Monday, June 15, 2009

Poptropica Account Locked

What is the bank spread?

Spread The term adopted by banks, meaning not to be underestimated by those who want a loan.
In fact it is the charge that applies to each bank's base rate as profits, rather, the bank buys the money at a price (called the interbank exchange rate) and sells to its customers with a profit margin . 's why when you get a mortgage should consider not the interest rate but the bank that offers you spred your institution.
This year there was a significant increase in banking spreads. A difference of a few months ago in fact, when was quite easy to find spread below 1%, 1% of that now becomes the minimum spread of departure.
Looking at the terms offered by the major Italian banks may have a better idea of \u200b\u200bthe rise in recent weeks: who chooses a 100 thousand euro in funding from variable rate to the bank now pays on average a spread of 1, 34 % against 0.98% in late August, for those who prefer a fixed rate, reloading increased from 0.97% to 1, 37% (+41%).
This increase has clearly limited the benefit that could be obtained following a sharp decline in interest rates.
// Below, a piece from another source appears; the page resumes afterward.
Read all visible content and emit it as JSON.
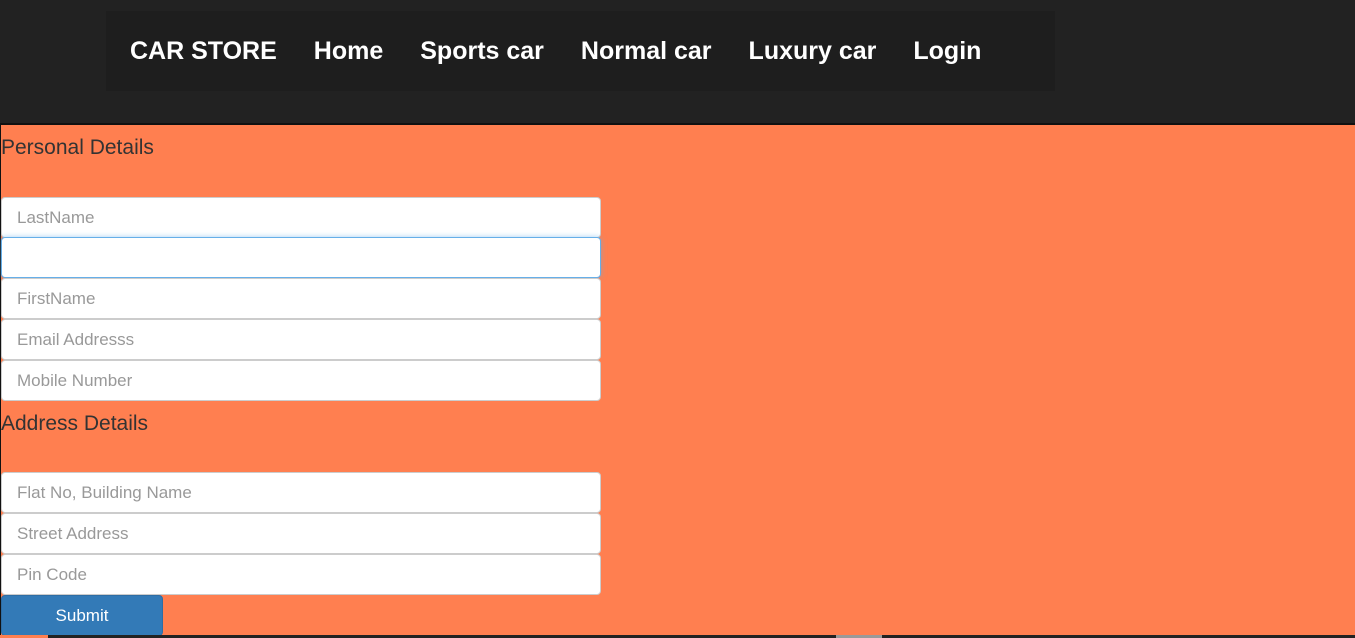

Reasons for this increase in spreads is to identify mainly in the financial crisis that has affected the entire global economy, with serious repercussions on the world of credit.
E 'because of all the physiological and banks, hit by the economic storm, would be more cautious in granting loans and try to restore liquidity and profitability if still possible. The result is an increase in margins on loans through which tends to increase earnings.
It is also not unusual that periods where rates tend to fall will be accompanied by an increase in spreads (and this applies even more for the fixed-rate loans), as if to make a kind di compensazione della quale il cliente non sempre si avvede.